Phantom limb syndrome is the most common complication of amputation. About 80% of amputees experience phantom limb syndrome.

This complication happens when you experience sensations that appear to come from your amputated limb. 

These sensations can include:

  • Pain
  • Aches
  • Itchiness
  • Tingling

These sensations are not imaginary. They result from the brain using an outdated map of your body. When nerves that used to connect to your amputated limb experience sensations, your brain misplaces them in their old location.

Mental Anguish

Over 30% of amputees experience depression due to:

  • Grief over the loss of their limb
  • Fear of the future without a limb
  • Anguish about social acceptance of their disfigurement

This mental anguish can lead to further problems, including chronic anxiety, substance abuse, and suicidal thoughts.

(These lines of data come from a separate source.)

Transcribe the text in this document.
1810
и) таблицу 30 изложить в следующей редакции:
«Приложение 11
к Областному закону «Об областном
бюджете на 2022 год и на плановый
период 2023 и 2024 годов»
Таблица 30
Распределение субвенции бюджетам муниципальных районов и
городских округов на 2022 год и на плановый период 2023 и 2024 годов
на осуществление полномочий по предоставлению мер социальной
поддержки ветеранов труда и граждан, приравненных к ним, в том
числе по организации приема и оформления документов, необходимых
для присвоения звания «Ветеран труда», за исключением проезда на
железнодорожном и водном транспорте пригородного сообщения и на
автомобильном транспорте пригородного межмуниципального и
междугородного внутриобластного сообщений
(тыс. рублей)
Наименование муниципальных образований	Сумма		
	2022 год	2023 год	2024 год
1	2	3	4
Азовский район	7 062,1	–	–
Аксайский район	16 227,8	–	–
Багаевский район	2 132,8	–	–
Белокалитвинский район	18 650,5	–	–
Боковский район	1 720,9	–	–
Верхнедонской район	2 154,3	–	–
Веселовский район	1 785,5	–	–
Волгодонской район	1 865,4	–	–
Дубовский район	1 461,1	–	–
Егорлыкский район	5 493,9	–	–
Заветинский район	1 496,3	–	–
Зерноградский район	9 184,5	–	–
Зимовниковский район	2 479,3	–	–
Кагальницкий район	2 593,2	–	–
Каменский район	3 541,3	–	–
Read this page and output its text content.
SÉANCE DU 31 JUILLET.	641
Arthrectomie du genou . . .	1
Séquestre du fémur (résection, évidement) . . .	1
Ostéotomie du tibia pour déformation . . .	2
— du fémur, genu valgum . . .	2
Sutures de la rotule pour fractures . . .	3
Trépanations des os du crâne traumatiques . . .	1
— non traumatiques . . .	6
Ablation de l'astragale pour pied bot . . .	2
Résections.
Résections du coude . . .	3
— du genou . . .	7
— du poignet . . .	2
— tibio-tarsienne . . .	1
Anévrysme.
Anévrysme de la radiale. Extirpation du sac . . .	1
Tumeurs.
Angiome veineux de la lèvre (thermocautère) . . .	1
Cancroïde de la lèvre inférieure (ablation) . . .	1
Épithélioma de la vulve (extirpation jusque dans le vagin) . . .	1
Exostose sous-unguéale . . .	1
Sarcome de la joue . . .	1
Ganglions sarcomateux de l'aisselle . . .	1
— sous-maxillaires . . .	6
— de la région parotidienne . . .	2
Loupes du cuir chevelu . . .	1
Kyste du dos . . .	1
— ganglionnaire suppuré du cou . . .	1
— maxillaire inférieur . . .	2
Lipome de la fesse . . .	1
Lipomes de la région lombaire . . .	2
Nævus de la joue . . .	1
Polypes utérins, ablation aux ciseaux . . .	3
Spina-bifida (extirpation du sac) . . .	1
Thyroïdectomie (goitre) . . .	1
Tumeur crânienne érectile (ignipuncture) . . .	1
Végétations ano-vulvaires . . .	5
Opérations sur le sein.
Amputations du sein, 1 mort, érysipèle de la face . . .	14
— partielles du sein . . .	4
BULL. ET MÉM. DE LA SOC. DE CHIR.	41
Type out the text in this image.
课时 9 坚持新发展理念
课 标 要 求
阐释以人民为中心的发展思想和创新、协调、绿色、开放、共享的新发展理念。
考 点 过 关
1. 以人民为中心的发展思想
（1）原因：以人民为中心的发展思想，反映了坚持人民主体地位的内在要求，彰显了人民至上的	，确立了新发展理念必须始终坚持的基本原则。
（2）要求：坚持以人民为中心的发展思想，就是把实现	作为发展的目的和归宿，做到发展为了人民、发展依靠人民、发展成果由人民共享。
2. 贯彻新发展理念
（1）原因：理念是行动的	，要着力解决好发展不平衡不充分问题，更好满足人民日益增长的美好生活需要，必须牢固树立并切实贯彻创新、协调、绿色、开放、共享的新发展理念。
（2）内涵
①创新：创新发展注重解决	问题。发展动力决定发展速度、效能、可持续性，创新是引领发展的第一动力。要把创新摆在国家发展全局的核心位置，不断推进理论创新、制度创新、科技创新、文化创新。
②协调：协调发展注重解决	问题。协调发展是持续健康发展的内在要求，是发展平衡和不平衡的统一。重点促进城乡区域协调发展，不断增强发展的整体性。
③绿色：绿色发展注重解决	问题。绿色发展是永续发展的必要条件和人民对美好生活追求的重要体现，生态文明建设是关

How Do You Get Compensation for an Amputation Injury?

You can seek personal injury compensation if your amputation injury resulted from someone else’s negligence. To recover compensation, you must prove that the other party failed to exercise reasonable care.

This usually requires you to pinpoint a specific action that was unreasonably careless. In a pedestrian accident, for example, a driver who hit you while texting failed to exercise reasonable care by driving while distracted.

If you prove negligence, it’s possible to recover economic and non-economic damages. After all, when you have an amputation injury, you will probably have massive medical bills, yet you likely cannot work. You will also need to deal with the physical disabilities and mental anguish of losing a limb.